15th Speech in Noise Workshop, 11-12 January 2024, Potsdam, Germany 15th Speech in Noise Workshop, 11-12 January 2024, Potsdam, Germany

P32Session 2 (Friday 12 January 2024, 09:00-11:30)
Effects of task-irrelevant whispered speech on short-term memory

Florian Kattner, Cosima M. A. Stokar von Neuforn, Patrizia F. Scholz
Health and Medical University, Potsdam, Germany

Lia Downing, Julia Föcker
University of Lincoln, Lincoln, UK

Irrelevant background speech is known to disrupt cognitive performance either by interfering with specific processes (e.g., serial rehearsal) or through attentional capture. Here, two experiments are presented to test the disruptive effect of whispered background speech in a serial recall task. According to an interference-by-process account, whispered speech should be less disruptive due to its reduced amplitude modulations and temporal fine structure compared to loud speech, thus providing weaker order cues to the auditory system and inducing less interference with seriation processes. However, due to the enhanced listening effort to process whispered speech (when presented in a comprehensible language), it could be argued that additional attentional resources will be demanded thus producing more disruption of serial recall. In Experiment 1, to-be-remembered letters were presented visually on the screen while either voiced or whispered to-be-ignored speech was presented via headphones. Half of the speech trials contained only a single German word that was played repeatedly (steady-state), whereas the other trials contained a full German sentence. Memory accuracy was significantly lower in the presence of sentential speech compared to steady-state words, indicating interference-by-process. More importantly, whispered speech produced more disruption compared to loud speech, indicating an additive effect of attentional capture potentially due to enhanced listening effort required to process semantic information.
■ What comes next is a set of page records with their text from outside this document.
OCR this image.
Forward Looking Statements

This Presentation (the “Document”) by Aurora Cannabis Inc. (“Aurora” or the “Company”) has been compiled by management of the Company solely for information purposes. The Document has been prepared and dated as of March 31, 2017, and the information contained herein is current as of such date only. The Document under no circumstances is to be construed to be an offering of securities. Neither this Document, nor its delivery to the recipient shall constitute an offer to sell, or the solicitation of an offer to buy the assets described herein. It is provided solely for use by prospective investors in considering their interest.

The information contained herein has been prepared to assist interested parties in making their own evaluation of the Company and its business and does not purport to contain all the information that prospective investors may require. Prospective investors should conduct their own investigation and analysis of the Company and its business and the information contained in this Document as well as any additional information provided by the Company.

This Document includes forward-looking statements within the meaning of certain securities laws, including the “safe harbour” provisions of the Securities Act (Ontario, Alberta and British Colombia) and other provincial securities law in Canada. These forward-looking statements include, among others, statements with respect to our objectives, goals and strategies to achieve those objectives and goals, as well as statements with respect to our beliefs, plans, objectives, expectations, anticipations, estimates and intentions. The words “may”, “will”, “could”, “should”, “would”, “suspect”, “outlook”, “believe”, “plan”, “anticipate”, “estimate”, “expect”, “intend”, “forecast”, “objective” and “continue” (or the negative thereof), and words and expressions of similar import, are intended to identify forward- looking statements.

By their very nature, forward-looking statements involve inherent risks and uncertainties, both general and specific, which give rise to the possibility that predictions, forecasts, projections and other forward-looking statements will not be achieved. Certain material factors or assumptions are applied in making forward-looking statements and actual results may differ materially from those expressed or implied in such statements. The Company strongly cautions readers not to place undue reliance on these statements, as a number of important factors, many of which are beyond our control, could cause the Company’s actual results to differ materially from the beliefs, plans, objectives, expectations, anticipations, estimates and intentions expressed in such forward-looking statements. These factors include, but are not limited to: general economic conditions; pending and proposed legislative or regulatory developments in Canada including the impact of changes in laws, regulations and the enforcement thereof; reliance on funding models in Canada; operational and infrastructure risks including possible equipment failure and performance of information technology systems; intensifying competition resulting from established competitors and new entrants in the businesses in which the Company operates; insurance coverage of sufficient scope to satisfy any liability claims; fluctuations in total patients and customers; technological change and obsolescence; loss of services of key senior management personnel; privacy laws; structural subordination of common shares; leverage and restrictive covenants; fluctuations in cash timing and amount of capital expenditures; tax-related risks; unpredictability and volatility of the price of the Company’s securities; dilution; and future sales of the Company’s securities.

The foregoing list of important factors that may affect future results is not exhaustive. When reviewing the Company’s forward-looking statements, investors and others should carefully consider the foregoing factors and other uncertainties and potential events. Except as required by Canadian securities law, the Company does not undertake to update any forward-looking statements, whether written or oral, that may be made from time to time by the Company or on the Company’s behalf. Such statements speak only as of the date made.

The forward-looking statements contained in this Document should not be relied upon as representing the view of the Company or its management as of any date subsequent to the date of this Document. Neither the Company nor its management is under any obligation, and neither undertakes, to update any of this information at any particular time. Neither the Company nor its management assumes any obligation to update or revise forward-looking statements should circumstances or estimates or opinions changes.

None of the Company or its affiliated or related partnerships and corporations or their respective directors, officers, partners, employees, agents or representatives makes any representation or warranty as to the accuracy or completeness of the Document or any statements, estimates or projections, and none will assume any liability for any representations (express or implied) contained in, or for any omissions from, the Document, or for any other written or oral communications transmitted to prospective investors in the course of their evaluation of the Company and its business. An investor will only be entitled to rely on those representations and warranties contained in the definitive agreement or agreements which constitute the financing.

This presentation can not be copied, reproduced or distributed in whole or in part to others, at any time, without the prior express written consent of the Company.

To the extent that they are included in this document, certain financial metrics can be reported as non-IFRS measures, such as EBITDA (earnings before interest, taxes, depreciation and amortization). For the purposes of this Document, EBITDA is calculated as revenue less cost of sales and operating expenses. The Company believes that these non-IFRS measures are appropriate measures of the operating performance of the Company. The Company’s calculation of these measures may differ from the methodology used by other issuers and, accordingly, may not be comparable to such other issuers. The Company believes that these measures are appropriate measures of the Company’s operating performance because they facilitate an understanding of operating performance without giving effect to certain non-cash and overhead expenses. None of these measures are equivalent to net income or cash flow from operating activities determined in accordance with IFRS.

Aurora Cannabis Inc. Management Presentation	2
To test specifically whether the disruptive effect of whispered speech was due to enhanced listening effort, the same German speech materials were presented to a sample of English participants who did not speak or understand German in Experiment 2. It was found that in this case whispered speech was less disruptive than loud speech, indicating that psychoacoustic speech properties may dominate when no listening effort is demanded as in case of an incomprehensible language.